Hostess Brands: Indulgent, better-for-you snacks are additive, not competitive as consumers adopt ‘this and that’ stance
“We are often asked if indulgence is a sustainable trend relative to better-for-you, and our short answer is absolutely,” Dan O’Leary, Hostess Brands’ chief growth officer, said last week at the Consumer Analyst Group of New York’s conference.
“Many people jumped to the conclusion that if better-for-you is growing, it must be at the expense of indulgent snacking. I’m here to say that is a false choice,” he said, explaining that “as the number of snacking occasions increases throughout the day, consumers take a balanced sheet approach when making decisions on what to snack on from healthy to indulgent.
“For example, consumers may choose a healthy snack at one point in the day, and then treat themselves with something sweet at another point in the day and feel great about both choices because everything is in balance.”
Pointing to results from an in-depth consumer study conducted by Hostess Brands, O’Leary noted 74% consumers describe their eating approach as a “balance sheet” with room for sweet treats, and 80% of adults see sweet snacks as a reward during times of uncertainty.
“Few consumers are absolutist about their snacks since snacking is the ultimate repertoire category,” and as such most consider better-for-you and indulgent not as a this or that choice but a this and that choice, O’Leary said.
To meet consumers’ diverse need, Hostess Brands offers both better-for-you options through its acquisition of Voortman Bakery line in 20202 that brought it zero sugar wafer and cookie options, as well as it iconic indulgent brands, including donettes, Twinkies and Ding Dongs.
A new paradigm
Hostess also is reframing its marketing to better align its portfolio with consumers’ open-minded ‘balance sheet’ approach to snack selection, O’Leary said.
“The traditional approach of looking at the market is defined by categories, but this is not really how the consumer views their choices. They don’t say, ‘I want to opt into category X or category y,’ but they say, ‘I want a snack and I have a range of options to choose from,’” he explained.
As such, Hostess built an “occasion based framework to understand and target those consumer needs,” he said.
Proprietary research by the company identified five unique snacking occasions, each with products from a range of categories that meet consumers needs in those moments, and which together make up a large addressable market of more than $65bn in retail sales that has been growing faster than total snacking, O’Leary said.
These categories including the ‘morning sweet start,’ with a market size of $6.7b, the lunchbox, worth $7.2b, the afternoon reward, worth $15.1b, the immediate consumption segment worth $9.8b and the afternoon sharing segment worth $26.1b, he explained.

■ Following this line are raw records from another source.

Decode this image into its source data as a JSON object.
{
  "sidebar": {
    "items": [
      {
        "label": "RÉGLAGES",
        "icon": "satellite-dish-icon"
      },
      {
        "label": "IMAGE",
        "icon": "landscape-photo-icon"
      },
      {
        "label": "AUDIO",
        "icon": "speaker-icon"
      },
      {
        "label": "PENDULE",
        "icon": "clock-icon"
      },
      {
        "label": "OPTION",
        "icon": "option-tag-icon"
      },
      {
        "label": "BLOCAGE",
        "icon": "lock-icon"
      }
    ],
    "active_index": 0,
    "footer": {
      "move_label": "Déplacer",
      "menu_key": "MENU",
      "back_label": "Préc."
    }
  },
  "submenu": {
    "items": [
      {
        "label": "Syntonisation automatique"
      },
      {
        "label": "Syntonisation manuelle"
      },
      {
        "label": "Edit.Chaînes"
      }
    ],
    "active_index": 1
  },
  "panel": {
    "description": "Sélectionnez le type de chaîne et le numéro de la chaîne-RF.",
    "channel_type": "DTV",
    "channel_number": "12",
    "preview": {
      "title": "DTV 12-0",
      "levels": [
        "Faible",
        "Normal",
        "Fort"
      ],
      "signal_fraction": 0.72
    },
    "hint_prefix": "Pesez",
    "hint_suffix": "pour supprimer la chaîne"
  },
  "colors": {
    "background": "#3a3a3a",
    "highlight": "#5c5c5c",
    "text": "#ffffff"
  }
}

“The view of the market through occasions allows us to understand how consumers think about and buy their snacks. As a result, we can better target our marketing and innovation to meet their needs,” said O’Leary, adding initial investments are paying off with Hostess brand consideration up more than five points to 80%, which outpaces its sweet bakery competition.
The impact of the company’s new framework and ability to appeal to consumers seeking both better-for-you and indulgent offerings also is visible in its 2022 financial results, including a 19% increase in net revenue, 9% increase in adjusted EBITDA and 11% increase in adjusted EPS, according to the company.